One of the stupidest things I hear over and over again is how “President X created Y jobs”. Unless they literally expanded the Federal workforce or passed a subsidy or regulatory plan (with Congressional approval and public resources) that directly resulted in employment, they didn’t.

Jobs are created by entrepreneurs, companies and other entities. Including non profits and state / municipal public entities which, by definition, frequently have nothing to do with the Federal Government.


Sure, they sometimes respond to incentives (like the green energy subsidies passed during the Obama administration) but it’s not surprising if these are temporary or distorting rather than sustainable. The economic cycle creates (or destroys) more jobs in any case.


Another deception I frequently encounter is about globalization and industrial policy. Crafting a real industrial policy to re-onshore manufacturing jobs in America (or anywhere else) is a process that requires decades of concerted and systematic effort as well as policies that cut across multiple government department and economic sectors.
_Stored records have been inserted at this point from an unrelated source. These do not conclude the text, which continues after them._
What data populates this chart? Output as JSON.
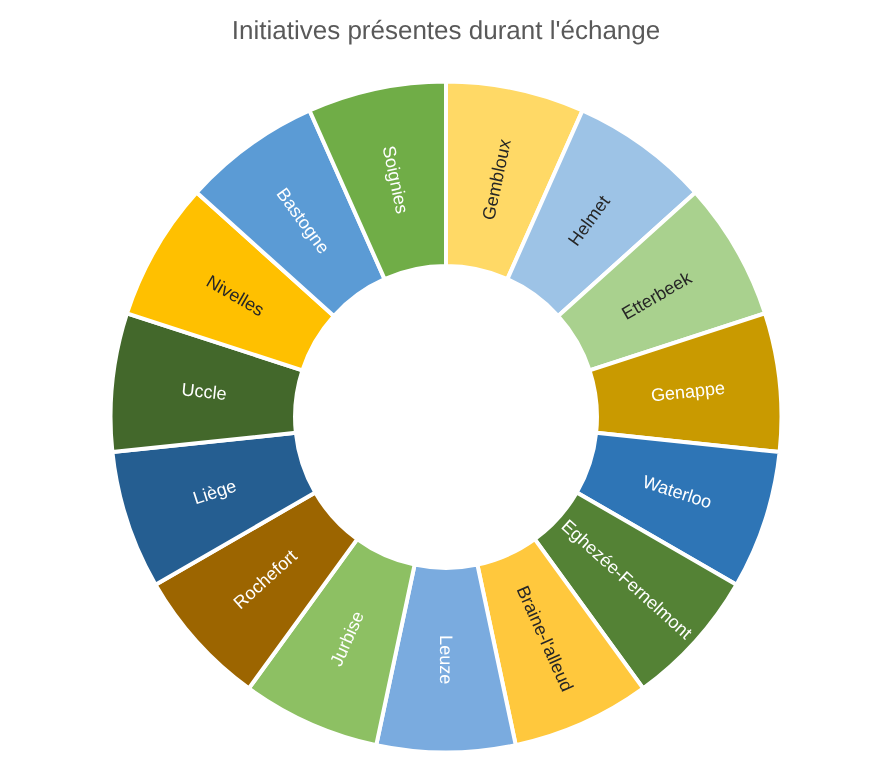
{
  "chart_data": {
    "type": "donut",
    "title": "Initiatives présentes durant l'échange",
    "categories": [
      "Gembloux",
      "Helmet",
      "Etterbeek",
      "Genappe",
      "Waterloo",
      "Eghezée-Fernelmont",
      "Braine-l'alleud",
      "Leuze",
      "Jurbise",
      "Rochefort",
      "Liège",
      "Uccle",
      "Nivelles",
      "Bastogne",
      "Soignies"
    ],
    "values": [
      6.6667,
      6.6667,
      6.6667,
      6.6667,
      6.6667,
      6.6667,
      6.6667,
      6.6667,
      6.6667,
      6.6667,
      6.6667,
      6.6667,
      6.6667,
      6.6667,
      6.6667
    ],
    "colors": [
      "#ffd966",
      "#9dc3e6",
      "#a9d18e",
      "#c99a00",
      "#2e75b6",
      "#548235",
      "#ffc83d",
      "#7aabdf",
      "#8dc063",
      "#9c6500",
      "#255e91",
      "#43682b",
      "#ffc000",
      "#5b9bd5",
      "#70ad47"
    ]
  }
}
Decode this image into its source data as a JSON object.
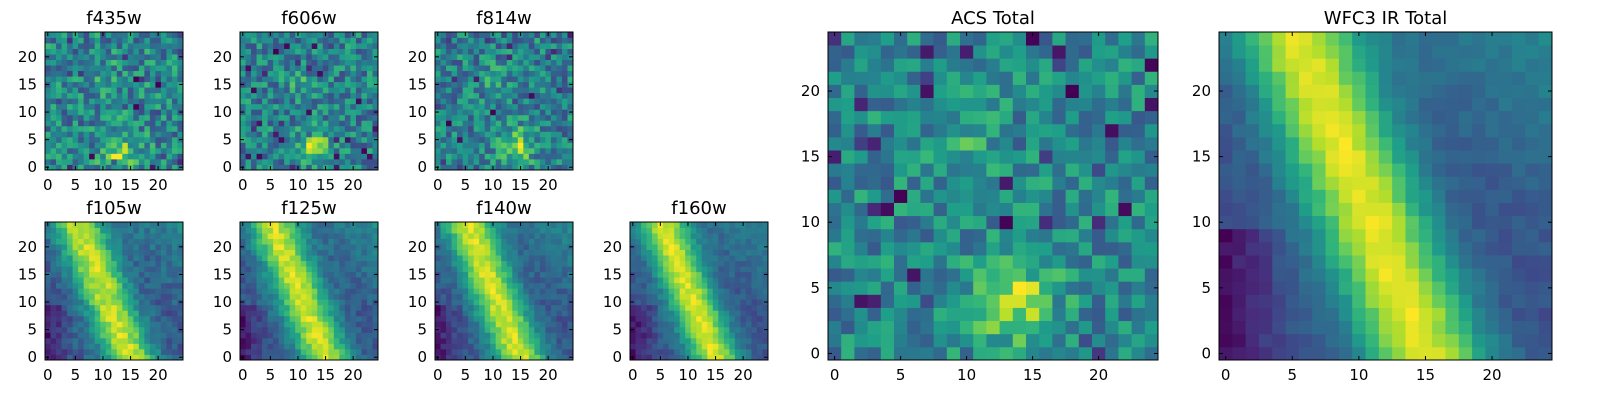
{
  "chart_data": [
    {
      "type": "heatmap",
      "title": "f435w",
      "xticks": [
        0,
        5,
        10,
        15,
        20
      ],
      "yticks": [
        0,
        5,
        10,
        15,
        20
      ],
      "xlim": [
        0,
        24
      ],
      "ylim": [
        0,
        24
      ],
      "colormap": "viridis",
      "pattern": "noisy",
      "source_spot": [
        13,
        3,
        2.2
      ],
      "source_strength": 0.55,
      "noise": 0.32,
      "seed": 11
    },
    {
      "type": "heatmap",
      "title": "f606w",
      "xticks": [
        0,
        5,
        10,
        15,
        20
      ],
      "yticks": [
        0,
        5,
        10,
        15,
        20
      ],
      "xlim": [
        0,
        24
      ],
      "ylim": [
        0,
        24
      ],
      "colormap": "viridis",
      "pattern": "noisy",
      "source_spot": [
        13,
        4,
        2.0
      ],
      "source_strength": 0.6,
      "noise": 0.3,
      "seed": 23
    },
    {
      "type": "heatmap",
      "title": "f814w",
      "xticks": [
        0,
        5,
        10,
        15,
        20
      ],
      "yticks": [
        0,
        5,
        10,
        15,
        20
      ],
      "xlim": [
        0,
        24
      ],
      "ylim": [
        0,
        24
      ],
      "colormap": "viridis",
      "pattern": "noisy",
      "source_spot": [
        14,
        4,
        2.2
      ],
      "source_strength": 0.6,
      "noise": 0.3,
      "seed": 37
    },
    {
      "type": "heatmap",
      "title": "f105w",
      "xticks": [
        0,
        5,
        10,
        15,
        20
      ],
      "yticks": [
        0,
        5,
        10,
        15,
        20
      ],
      "xlim": [
        0,
        24
      ],
      "ylim": [
        0,
        24
      ],
      "colormap": "viridis",
      "pattern": "ridge",
      "noise": 0.12,
      "seed": 41
    },
    {
      "type": "heatmap",
      "title": "f125w",
      "xticks": [
        0,
        5,
        10,
        15,
        20
      ],
      "yticks": [
        0,
        5,
        10,
        15,
        20
      ],
      "xlim": [
        0,
        24
      ],
      "ylim": [
        0,
        24
      ],
      "colormap": "viridis",
      "pattern": "ridge",
      "noise": 0.1,
      "seed": 53
    },
    {
      "type": "heatmap",
      "title": "f140w",
      "xticks": [
        0,
        5,
        10,
        15,
        20
      ],
      "yticks": [
        0,
        5,
        10,
        15,
        20
      ],
      "xlim": [
        0,
        24
      ],
      "ylim": [
        0,
        24
      ],
      "colormap": "viridis",
      "pattern": "ridge",
      "noise": 0.1,
      "seed": 67
    },
    {
      "type": "heatmap",
      "title": "f160w",
      "xticks": [
        0,
        5,
        10,
        15,
        20
      ],
      "yticks": [
        0,
        5,
        10,
        15,
        20
      ],
      "xlim": [
        0,
        24
      ],
      "ylim": [
        0,
        24
      ],
      "colormap": "viridis",
      "pattern": "ridge",
      "noise": 0.08,
      "seed": 79
    },
    {
      "type": "heatmap",
      "title": "ACS Total",
      "xticks": [
        0,
        5,
        10,
        15,
        20
      ],
      "yticks": [
        0,
        5,
        10,
        15,
        20
      ],
      "xlim": [
        0,
        24
      ],
      "ylim": [
        0,
        24
      ],
      "colormap": "viridis",
      "pattern": "noisy",
      "source_spot": [
        13.5,
        4,
        2.2
      ],
      "source_strength": 0.55,
      "noise": 0.22,
      "seed": 97
    },
    {
      "type": "heatmap",
      "title": "WFC3 IR Total",
      "xticks": [
        0,
        5,
        10,
        15,
        20
      ],
      "yticks": [
        0,
        5,
        10,
        15,
        20
      ],
      "xlim": [
        0,
        24
      ],
      "ylim": [
        0,
        24
      ],
      "colormap": "viridis",
      "pattern": "ridge",
      "noise": 0.05,
      "seed": 101
    }
  ]
}
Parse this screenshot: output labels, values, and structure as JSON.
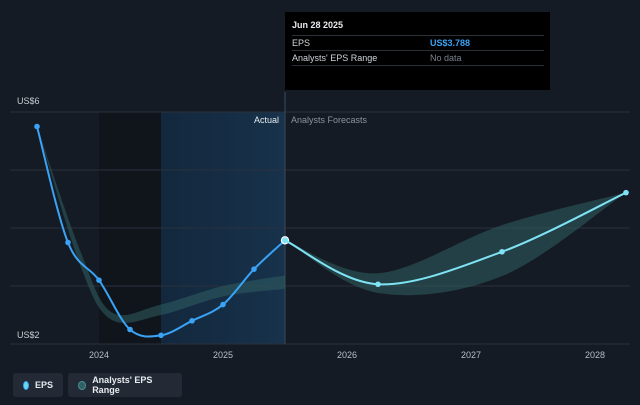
{
  "chart_data": {
    "type": "line",
    "title": "",
    "y_axis": {
      "ylim": [
        2,
        6
      ],
      "top_label": "US$6",
      "bottom_label": "US$2"
    },
    "x_axis": {
      "ticks": [
        {
          "label": "2024",
          "t": 2024.0
        },
        {
          "label": "2025",
          "t": 2025.0
        },
        {
          "label": "2026",
          "t": 2026.0
        },
        {
          "label": "2027",
          "t": 2027.0
        },
        {
          "label": "2028",
          "t": 2028.0
        }
      ]
    },
    "region_labels": {
      "actual": "Actual",
      "forecast": "Analysts Forecasts"
    },
    "highlight_range": [
      2024.5,
      2025.5
    ],
    "actual_shade_range": [
      2024.0,
      2024.5
    ],
    "divider_t": 2025.5,
    "series": [
      {
        "name": "EPS",
        "color": "#3aa3f5",
        "points": [
          {
            "t": 2023.5,
            "v": 5.75
          },
          {
            "t": 2023.75,
            "v": 3.75
          },
          {
            "t": 2024.0,
            "v": 3.1
          },
          {
            "t": 2024.25,
            "v": 2.25
          },
          {
            "t": 2024.5,
            "v": 2.15
          },
          {
            "t": 2024.75,
            "v": 2.4
          },
          {
            "t": 2025.0,
            "v": 2.68
          },
          {
            "t": 2025.25,
            "v": 3.29
          },
          {
            "t": 2025.5,
            "v": 3.788
          }
        ]
      },
      {
        "name": "EPS Forecast",
        "color": "#7fe3f3",
        "points": [
          {
            "t": 2025.5,
            "v": 3.788
          },
          {
            "t": 2026.25,
            "v": 3.03
          },
          {
            "t": 2027.25,
            "v": 3.59
          },
          {
            "t": 2028.25,
            "v": 4.61
          }
        ]
      }
    ],
    "range_band_past": {
      "upper": [
        {
          "t": 2023.5,
          "v": 5.75
        },
        {
          "t": 2023.85,
          "v": 3.6
        },
        {
          "t": 2024.1,
          "v": 2.55
        },
        {
          "t": 2024.5,
          "v": 2.68
        },
        {
          "t": 2025.0,
          "v": 3.0
        },
        {
          "t": 2025.5,
          "v": 3.18
        }
      ],
      "lower": [
        {
          "t": 2025.5,
          "v": 2.95
        },
        {
          "t": 2025.0,
          "v": 2.82
        },
        {
          "t": 2024.5,
          "v": 2.5
        },
        {
          "t": 2024.1,
          "v": 2.42
        },
        {
          "t": 2023.85,
          "v": 3.35
        },
        {
          "t": 2023.5,
          "v": 5.75
        }
      ]
    },
    "range_band_forecast": {
      "upper": [
        {
          "t": 2025.5,
          "v": 3.788
        },
        {
          "t": 2026.25,
          "v": 3.22
        },
        {
          "t": 2027.25,
          "v": 4.05
        },
        {
          "t": 2028.25,
          "v": 4.61
        }
      ],
      "lower": [
        {
          "t": 2028.25,
          "v": 4.61
        },
        {
          "t": 2027.25,
          "v": 3.17
        },
        {
          "t": 2026.25,
          "v": 2.88
        },
        {
          "t": 2025.5,
          "v": 3.788
        }
      ]
    },
    "band_color": "#2f5f62"
  },
  "tooltip": {
    "date": "Jun 28 2025",
    "rows": [
      {
        "label": "EPS",
        "value": "US$3.788"
      },
      {
        "label": "Analysts' EPS Range",
        "value": "No data"
      }
    ]
  },
  "legend": [
    {
      "label": "EPS"
    },
    {
      "label": "Analysts' EPS Range"
    }
  ]
}
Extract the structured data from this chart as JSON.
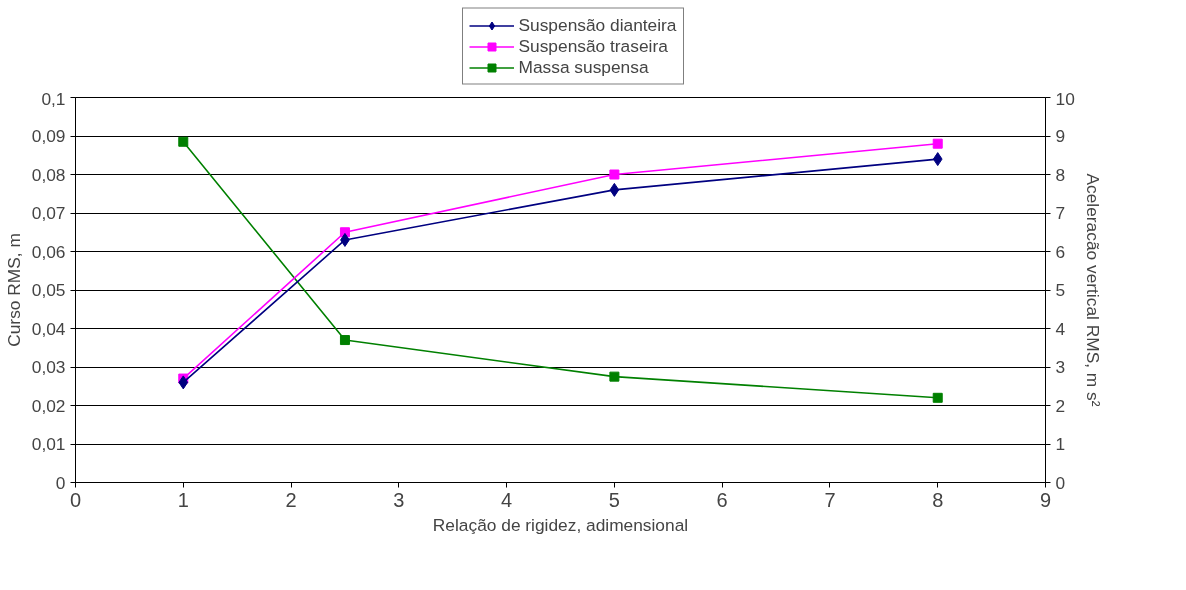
{
  "chart_data": {
    "type": "line",
    "xlabel": "Relação de rigidez, adimensional",
    "ylabel": "Curso RMS, m",
    "y2label": "Aceleracão vertical RMS, m s²",
    "x": [
      1,
      2.5,
      5,
      8
    ],
    "series": [
      {
        "name": "Suspensão dianteira",
        "color": "#000080",
        "marker": "diamond",
        "values": [
          0.026,
          0.063,
          0.076,
          0.084
        ]
      },
      {
        "name": "Suspensão traseira",
        "color": "#ff00ff",
        "marker": "square",
        "values": [
          0.027,
          0.065,
          0.08,
          0.088
        ]
      },
      {
        "name": "Massa suspensa",
        "color": "#008000",
        "marker": "square",
        "axis": "y2",
        "values": [
          8.85,
          3.7,
          2.75,
          2.2
        ]
      }
    ],
    "xlim": [
      0,
      9
    ],
    "xticks": [
      0,
      1,
      2,
      3,
      4,
      5,
      6,
      7,
      8,
      9
    ],
    "ylim": [
      0,
      0.1
    ],
    "yticks": [
      0,
      {
        "value": 0.01,
        "label": "0,01"
      },
      {
        "value": 0.02,
        "label": "0,02"
      },
      {
        "value": 0.03,
        "label": "0,03"
      },
      {
        "value": 0.04,
        "label": "0,04"
      },
      {
        "value": 0.05,
        "label": "0,05"
      },
      {
        "value": 0.06,
        "label": "0,06"
      },
      {
        "value": 0.07,
        "label": "0,07"
      },
      {
        "value": 0.08,
        "label": "0,08"
      },
      {
        "value": 0.09,
        "label": "0,09"
      },
      {
        "value": 0.1,
        "label": "0,1"
      }
    ],
    "y2lim": [
      0,
      10
    ],
    "y2ticks": [
      0,
      1,
      2,
      3,
      4,
      5,
      6,
      7,
      8,
      9,
      10
    ],
    "grid": "y",
    "legend": "top",
    "line_style": "solid"
  }
}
We don’t have that. We are not working towards that. We don’t understand it. Our society is not prepared for it. Our politicians cannot comprehend it and would never accept the political cost of it.

Industrial policy does require tariff policies but also requires a focus on long-term profitability and competence that is built up over economic cycles. It requires major investments in education and training, market observation, logisitcs, worker competitiveness, innovation and other factors. Most of all, it requires cross-shareholder and stakeholder consensus.

America is not about to make this kind of commitment. American shareholder capitalism is all about maximizing executive compensation and boosting stock valuations while massaging quarterly earnings numbers. It’s all about leverage and financial engineering. American politics are all about winning the next election and getting the tens of millions of dollars from special interests to do that.

A final comment: I have seen the impact of a Chinese industrial policy in action, on the shop floor, in enterprise investment plans and at the sectoral level for 23 years now. I saw what happened to the Ethiopian, Greek and Cypriot textile sectors when China entered the GATT and the WTO.


I saw what happened when Chinese exports of finished goods on the market are at a cheaper retail price than competing product ex factory prices (no wholesale or retail margin) in Kyrgystan and Kazakhstan.

I’ve seen how, in the great re-equipping of the former Soviet Union, equipment budgets went from being 70% German and 20% Italian in the late 1990s to 70% Chinese by 2015, across multiple sectors (but not all sectors).

I’ve seen how Chinese factories now dominate the market for photovoltaic panels and certain categories of ships, and the wreckage of Greek, German and American shipyards and factories this has left behind.


China is an industrial giant that understands industrial policy and is able to make and implement strategic decisions on a 10-20 year basis. Whether we think this is fair or not, it is a fact and it’s not going to change any time soon. It says more about the success of China and our failure, rather than anything else.

Rather than condemn China, we would be better off trying to understand why our own socio-political-economic systems are such abject failures. The answers are easy to find.